Adolescents who abuse substances are at a higher risk of developing mental illness, health problems, and substance use disorders. Since the adolescent brain is constantly changing, substance abuse can affect the growth and development of the teen brain. To prevent these risks, it is important to tackle the topic of substance abuse before it occurs.
Importance of Family Discussion
Having open and honest family discussions are essential for developing youth. Opening the lines of communication will help break through communication barriers and create a mutual understanding between the two of you. This will make you feel more connected to your teenager and give them an opportunity to confide in you. Engaging in frequent family discussions can help keep your children happy and healthy by promoting their self-esteem and preparing them with the tools they need to be successful in life.
The first step in protecting children from drug and alcohol abuse is by talking to your kids rather than letting them develop their opinions based off of social media, television, or their peers.
How to Talk to Your Teenager About Drugs
When preparing to talk to your teenager about drugs, it is important to remember to be open-minded, practice active listening, and use “I” statements. If your teenager feels like you are attacking or lecturing them, they are less likely to be receptive.
Throughout the conversation, remember to remain open-minded. The last thing you want is for your teenager to feel like they are being judged. Using “I” statements, active listening, and letting them know that you understand the things they are saying and the way they are feeling will make them feel more comfortable talking with you. When it comes to drugs and alcohol, know that parents are one of the most important influences and that listening is just as important as speaking.
Begin by discussing the negative impacts drugs and alcohol can have on the developing brain. Adolescent drug use can affect physical and mental health and lead to difficulties with decision making.
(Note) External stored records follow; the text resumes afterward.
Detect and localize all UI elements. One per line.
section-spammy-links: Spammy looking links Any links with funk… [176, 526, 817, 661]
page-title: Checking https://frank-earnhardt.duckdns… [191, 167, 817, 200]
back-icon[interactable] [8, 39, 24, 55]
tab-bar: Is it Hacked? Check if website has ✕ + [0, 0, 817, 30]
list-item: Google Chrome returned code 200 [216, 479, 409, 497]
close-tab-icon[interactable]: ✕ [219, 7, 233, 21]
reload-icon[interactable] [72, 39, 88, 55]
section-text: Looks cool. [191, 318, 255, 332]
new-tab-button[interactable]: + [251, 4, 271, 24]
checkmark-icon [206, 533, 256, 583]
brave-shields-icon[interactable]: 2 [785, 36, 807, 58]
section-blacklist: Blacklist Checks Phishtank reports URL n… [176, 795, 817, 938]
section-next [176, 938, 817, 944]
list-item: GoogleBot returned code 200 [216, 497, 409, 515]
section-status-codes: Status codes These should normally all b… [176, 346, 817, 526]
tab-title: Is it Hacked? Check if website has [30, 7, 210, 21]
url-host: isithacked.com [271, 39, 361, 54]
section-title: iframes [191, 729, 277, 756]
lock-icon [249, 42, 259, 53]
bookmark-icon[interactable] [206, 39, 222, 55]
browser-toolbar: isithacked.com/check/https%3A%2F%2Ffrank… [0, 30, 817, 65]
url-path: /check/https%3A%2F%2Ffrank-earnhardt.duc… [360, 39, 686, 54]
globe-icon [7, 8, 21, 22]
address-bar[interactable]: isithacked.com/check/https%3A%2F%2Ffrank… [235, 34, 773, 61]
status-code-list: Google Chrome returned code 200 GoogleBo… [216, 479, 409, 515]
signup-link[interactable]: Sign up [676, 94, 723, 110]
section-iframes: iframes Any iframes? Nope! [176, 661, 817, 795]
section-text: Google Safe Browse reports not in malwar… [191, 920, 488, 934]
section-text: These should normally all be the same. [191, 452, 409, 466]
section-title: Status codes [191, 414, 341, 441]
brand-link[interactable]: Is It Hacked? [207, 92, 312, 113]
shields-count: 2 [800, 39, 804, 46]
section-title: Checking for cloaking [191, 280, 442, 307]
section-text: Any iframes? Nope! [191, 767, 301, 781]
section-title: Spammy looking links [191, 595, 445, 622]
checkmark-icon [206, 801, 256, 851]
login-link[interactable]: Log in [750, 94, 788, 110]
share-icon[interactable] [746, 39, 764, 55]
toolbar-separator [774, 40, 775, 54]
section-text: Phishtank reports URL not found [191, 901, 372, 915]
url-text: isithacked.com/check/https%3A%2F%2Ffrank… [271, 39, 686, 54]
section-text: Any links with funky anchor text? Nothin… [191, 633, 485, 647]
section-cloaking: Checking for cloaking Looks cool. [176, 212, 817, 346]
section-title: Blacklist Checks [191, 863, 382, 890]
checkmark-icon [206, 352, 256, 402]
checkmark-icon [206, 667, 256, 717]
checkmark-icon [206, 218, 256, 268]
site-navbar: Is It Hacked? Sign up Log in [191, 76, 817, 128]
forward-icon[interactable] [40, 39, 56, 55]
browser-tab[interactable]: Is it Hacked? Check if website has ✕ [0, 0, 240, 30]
If you have any personal experience with drugs or alcohol or have a loved one who has suffered from substance abuse, this is a good time to share these experiences with your teenager.
Then, ask your teenager about their views of drugs and alcohol. Get a feel for the way they perceive the dangers of substance use, as well as what they have seen among their peers. If they seem uncomfortable, reassure them that you have been in their shoes and are not lecturing them. You can offer compassion and empathy, remembering that teen years can be a confusing time.
Make your expectations clear. Inform your teenager about what is and what is not acceptable. Remember that it can be unrealistic to expect teenagers not to experiment with drugs and alcohol, but rather ask them to be honest with you. Let them know that you would rather receive a phone call for a safe ride home if they are intoxicated rather than keeping their substance use a secret.
You can then discuss what consequences will be in place if you find out that your teenager has been abusing drugs. Discuss different consequences and find one that both you and your teenager can agree upon. For example, if your child abuses a drug, the consequence could be volunteering at a homeless shelter for a certain length of time. They may be more open to consequences that don’t take something away from them, such as a cell phone or other priveledges. In addition, this type of consequence will allow them to give back to the community as well as see first hand how substance abuse can affect the community.
When these points have been discussed, you will want to wrap up the conversation. Don’t overstay your welcome, but take the opportunity to bring up the topic of drugs and alcohol from time to time. A good time for this is when watching news that talks about substance abuse in the nation. You can simply remind your teenager of what you previously talked about and form a short conversation around the topic.
Although the discussion may be uncomfortable at first, it is an essential step in preventing teen drug abuse. By setting a good example for your teenager and allowing them to feel comfortable talking to you, you will be a step in the right direction when it comes to making sure your teenager stays away from drug abuse.